Kazutora le gustaba. Era determinado y sensible al mismo tiempo, una combinación que se le hacía curiosa.

—No, nunca he ido, pero me gustaría hacerlo —comentó, quedándose callado entre una cosa y otra —. Con mis amigos, supongo.

Había sido hurgar en la herida hasta hacerla escocer, metiendo los dedos sucios y salpicados de alcohol.

El aviador extraviado se incorporó sobre sus codos, con las lágrimas bajando por las mejillas. Respiraba por la boca abierta, con el pecho alterado, ocupado en mantenerle vivo.

Sus costillas se quejaron, arrancándole un desastroso hipido.

Cerró los ojos, sintiendo que Kazutora se sentaba a su lado y lo abrazaba, temblando. Temblando tanto que parecía que iba a morir del frío de la inquietud y la guerra, llorando.

Ocultó la cara en el hueco de su cuello, agarrando su espalda.

—Oye, Tora, eres muy fuerte —sonrió, consumido en la horrorosa sensación de vacío —. Has estado sintiendo esto mismo durante meses, ¿verdad?

—Es una mierda, lo sé —un tintineo del cascabel. Acariciaba su nuca erráticamente, las lágrimas caían por su mentón, gotas de plata fundida que se deslizaban de sus ojos —. No te lo guardes, ¿vale? Te acabará matando y no quiero eso.

Parecía que hablaba como si lo supiera de primera mano, como si todas las —aún escasas— veces que se habían mirado hubiera sabido exactamente qué era lo que ocurría en su corazón.

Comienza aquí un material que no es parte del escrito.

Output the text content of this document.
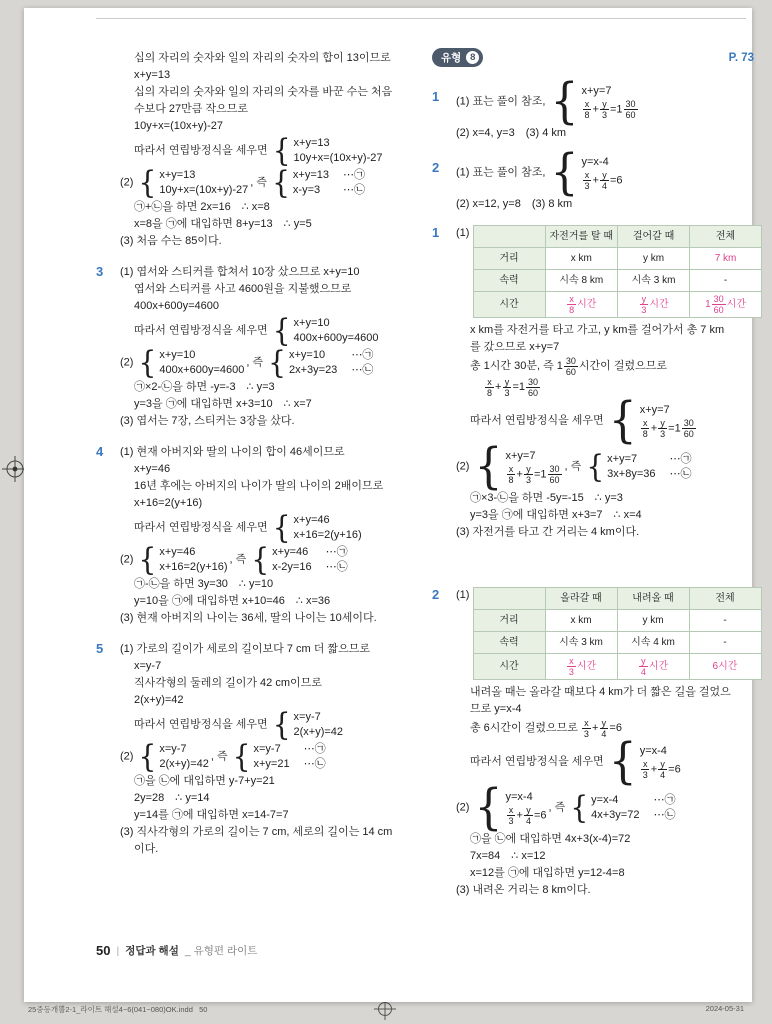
십의 자리의 숫자와 일의 자리의 숫자의 합이 13이므로
x+y=13
십의 자리의 숫자와 일의 자리의 숫자를 바꾼 수는 처음
수보다 27만큼 작으므로
10y+x=(10x+y)-27
따라서 연립방정식을 세우면 { x+y=13
10y+x=(10x+y)-27
(2) { x+y=13
10y+x=(10x+y)-27
, 즉 { x+y=13	⋯㉠
x-y=3	⋯㉡
㉠+㉡을 하면 2x=16 ∴ x=8
x=8을 ㉠에 대입하면 8+y=13 ∴ y=5
(3) 처음 수는 85이다.
3	(1) 엽서와 스티커를 합쳐서 10장 샀으므로 x+y=10
엽서와 스티커를 사고 4600원을 지불했으므로
400x+600y=4600
따라서 연립방정식을 세우면 { x+y=10
400x+600y=4600
(2) { x+y=10
400x+600y=4600
, 즉 { x+y=10	⋯㉠
2x+3y=23	⋯㉡
㉠×2-㉡을 하면 -y=-3 ∴ y=3
y=3을 ㉠에 대입하면 x+3=10 ∴ x=7
(3) 엽서는 7장, 스티커는 3장을 샀다.
4	(1) 현재 아버지와 딸의 나이의 합이 46세이므로
x+y=46
16년 후에는 아버지의 나이가 딸의 나이의 2배이므로
x+16=2(y+16)
따라서 연립방정식을 세우면 { x+y=46
x+16=2(y+16)
(2) { x+y=46
x+16=2(y+16)
, 즉 { x+y=46	⋯㉠
x-2y=16	⋯㉡
㉠-㉡을 하면 3y=30 ∴ y=10
y=10을 ㉠에 대입하면 x+10=46 ∴ x=36
(3) 현재 아버지의 나이는 36세, 딸의 나이는 10세이다.
5	(1) 가로의 길이가 세로의 길이보다 7 cm 더 짧으므로
x=y-7
직사각형의 둘레의 길이가 42 cm이므로
2(x+y)=42
따라서 연립방정식을 세우면 { x=y-7
2(x+y)=42
(2) { x=y-7
2(x+y)=42
, 즉 { x=y-7	⋯㉠
x+y=21	⋯㉡
㉠을 ㉡에 대입하면 y-7+y=21
2y=28 ∴ y=14
y=14를 ㉠에 대입하면 x=14-7=7
(3) 직사각형의 가로의 길이는 7 cm, 세로의 길이는 14 cm
이다.
유형 8	P. 73
1	(1) 표는 풀이 참조, { x+y=7
$\frac{x}{8} + \frac{y}{3} =1 \frac{30}{60}$
(2) x=4, y=3 (3) 4 km
2	(1) 표는 풀이 참조, { y=x-4
$\frac{x}{3} + \frac{y}{4} =6$
(2) x=12, y=8 (3) 8 km
1	(1)		자전거를 탈 때	걸어갈 때	전체
거리	x km	y km	7 km
속력	시속 8 km	시속 3 km	-
시간	$\frac{x}{8}$ 시간	$\frac{y}{3}$ 시간	$1 \frac{30}{60}$ 시간
x km를 자전거를 타고 가고, y km를 걸어가서 총 7 km
를 갔으므로 x+y=7
총 1시간 30분, 즉 $1 \frac{30}{60}$ 시간이 걸렸으므로
$\frac{x}{8} + \frac{y}{3} =1 \frac{30}{60}$
따라서 연립방정식을 세우면 { x+y=7
$\frac{x}{8} + \frac{y}{3} =1 \frac{30}{60}$
(2) { x+y=7
$\frac{x}{8} + \frac{y}{3} =1 \frac{30}{60}$ , 즉 { x+y=7	⋯㉠
3x+8y=36	⋯㉡
㉠×3-㉡을 하면 -5y=-15 ∴ y=3
y=3을 ㉠에 대입하면 x+3=7 ∴ x=4
(3) 자전거를 타고 간 거리는 4 km이다.
2	(1)		올라갈 때	내려올 때	전체
거리	x km	y km	-
속력	시속 3 km	시속 4 km	-
시간	$\frac{x}{3}$ 시간	$\frac{y}{4}$ 시간	6시간
내려올 때는 올라갈 때보다 4 km가 더 짧은 길을 걸었으
므로 y=x-4
총 6시간이 걸렸으므로 $\frac{x}{3} + \frac{y}{4} =6$
따라서 연립방정식을 세우면 { y=x-4
$\frac{x}{3} + \frac{y}{4} =6$
(2) { y=x-4
$\frac{x}{3} + \frac{y}{4} =6$
, 즉 { y=x-4	⋯㉠
4x+3y=72	⋯㉡
㉠을 ㉡에 대입하면 4x+3(x-4)=72
7x=84 ∴ x=12
x=12를 ㉠에 대입하면 y=12-4=8
(3) 내려온 거리는 8 km이다.
50 | 정답과 해설 _ 유형편 라이트
25중등개뿔2-1_라이트 해설4~6(041~080)OK.indd   50	2024-05-31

Sentía que le complementaba en cierto modo, que le aportaba seguridad cuando estaban juntos.

Confiarle su vida a una persona como Kazutora había sido una buena decisión. Aunque al principio no había tenido más remedio, en aquel momento lo supo.

—Oye —repitió, inhalando el leve aroma a tabaco. Su nariz chocó con el pendiente y lo hizo sonar graciosamente —. Podríamos...

La Luna titiló.

—Enamórate de mí, no quiero tener miedo.

Aviador extraviado y rebelde asustado, ambos se dejaron caer de nuevo a la hierba, mirando al cielo.